The phenomenon is not an accident. NFL teams have been far more aggressive identifying their place on the contention cycle and more willing to act on it. Andrew Brandt, a former Green Bay Packers executive, listed several reasons. Eagles personnel czar Howie Roseman has always been one of the most active GMs, and because he won the Super Bowl, teams have copied him. More cap space has meant more flexibility for trades. NFL general managers are skewing younger, more aggressive and more collegial. Moving the trade deadline back two weeks allowed teams a more defined evaluation of their in-season hopes, which triggered a burst of trades this year that would be familiar to the NBA or MLB but was previously foreign to the NFL.
"It's a more active league transaction-wise than it used to be," Brandt said. "Maybe that's part of it. Teams used to muddle along with whatever they had and see where it got them."
The state of quarterback play and pay structure also encourages teams to stock up on either talented players for the present or draft picks for the future. Teams with adequate quarterbacks on rookie contracts have an opportunity to fit high-priced talent at other positions under the salary cap — the Rams and Bears took advantage this offseason. Teams with high-priced veteran quarterbacks are, almost by definition, committed to contention. And teams without adequate quarterbacks aren't going anywhere, so they may as well sell off pieces for picks that might position them to draft a franchise passer.
More moves means more pushing toward one competitive extreme or the other. If the Jets approached this year with the single priority of winning as many games as possible, they might be starting Teddy Bridgewater at quarterback. Instead, Bridgewater is serving as Drew Brees insurance in New Orleans, which sent a pick to the Jets at the end of the summer to acquire him. The Chicago Bears have a path to victory in the NFC North primarily because the Raiders decided they'd rather have two first-round picks than Khalil Mack at $25 million per season.
How to define those moves are another matter. When the Lions traded Golden Tate, their best offensive skill player, last week, were they tanking? Or were they wisely accruing a future asset at the cost of a present asset on a team with no chance of Super Bowl contention? The Raiders have willingly unloaded anything that isn't tied down. Does that mean Jon Gruden is a long-term visionary or a $100 million embarrassment?
Either way, the effect on the remainder of the season will be the same. The playoff picture will be shaped by which contenders draw those teams at the bottom of the league. The Minnesota Vikings play only one game, at the Lions, against those nine dregs listed above. The Bears play the Lions twice, plus the 49ers and Giants. In half of their remaining games, the Bears will meet scant resistance, and it may be enough to earn them the NFC North title.
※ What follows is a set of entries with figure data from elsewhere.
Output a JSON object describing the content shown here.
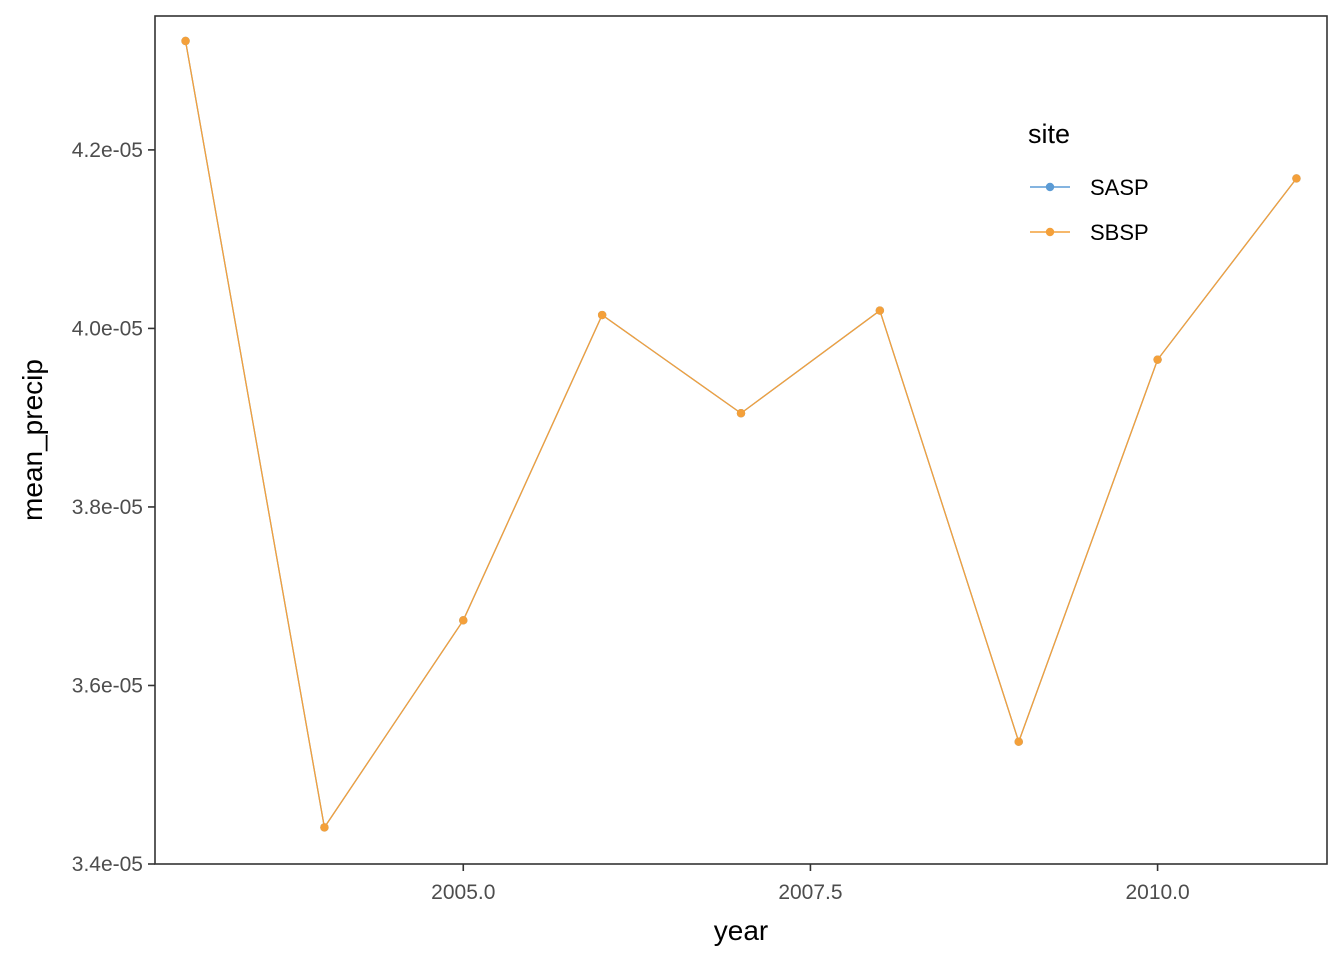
{
  "chart_data": {
    "type": "line",
    "xlabel": "year",
    "ylabel": "mean_precip",
    "xlim": [
      2002.78,
      2011.22
    ],
    "ylim": [
      3.4e-05,
      4.35e-05
    ],
    "x_ticks": [
      2005.0,
      2007.5,
      2010.0
    ],
    "x_tick_labels": [
      "2005.0",
      "2007.5",
      "2010.0"
    ],
    "y_ticks": [
      3.4e-05,
      3.6e-05,
      3.8e-05,
      4e-05,
      4.2e-05
    ],
    "y_tick_labels": [
      "3.4e-05",
      "3.6e-05",
      "3.8e-05",
      "4.0e-05",
      "4.2e-05"
    ],
    "grid": false,
    "legend": {
      "title": "site",
      "placement": "top-right inside"
    },
    "x": [
      2003,
      2004,
      2005,
      2006,
      2007,
      2008,
      2009,
      2010,
      2011
    ],
    "series": [
      {
        "name": "SASP",
        "color": "#5b9bd5",
        "values": [
          4.322e-05,
          3.441e-05,
          3.673e-05,
          4.015e-05,
          3.905e-05,
          4.02e-05,
          3.537e-05,
          3.965e-05,
          4.168e-05
        ]
      },
      {
        "name": "SBSP",
        "color": "#f4a03a",
        "values": [
          4.322e-05,
          3.441e-05,
          3.673e-05,
          4.015e-05,
          3.905e-05,
          4.02e-05,
          3.537e-05,
          3.965e-05,
          4.168e-05
        ]
      }
    ]
  }
}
Even though the trade deadline has passed, the difference between the best and worst may only grow wider. The physicality and violence of the sport prevents NFL players from lying down. But for teams long since out of contention, the incentive to tank for better draft picks is strong. Players with mild injuries may be encouraged to sit. Younger players will receive more playing time.
The clashes between the league's very best will continue to drive soaring ratings. Who can wait for Chiefs-Rams in Mexico City on Nov. 19? But there's a consequence to so much talent clustering on a handful of teams, and it's a preponderance of teams lacking talent. Those two extremes will become even more evident over the next two months.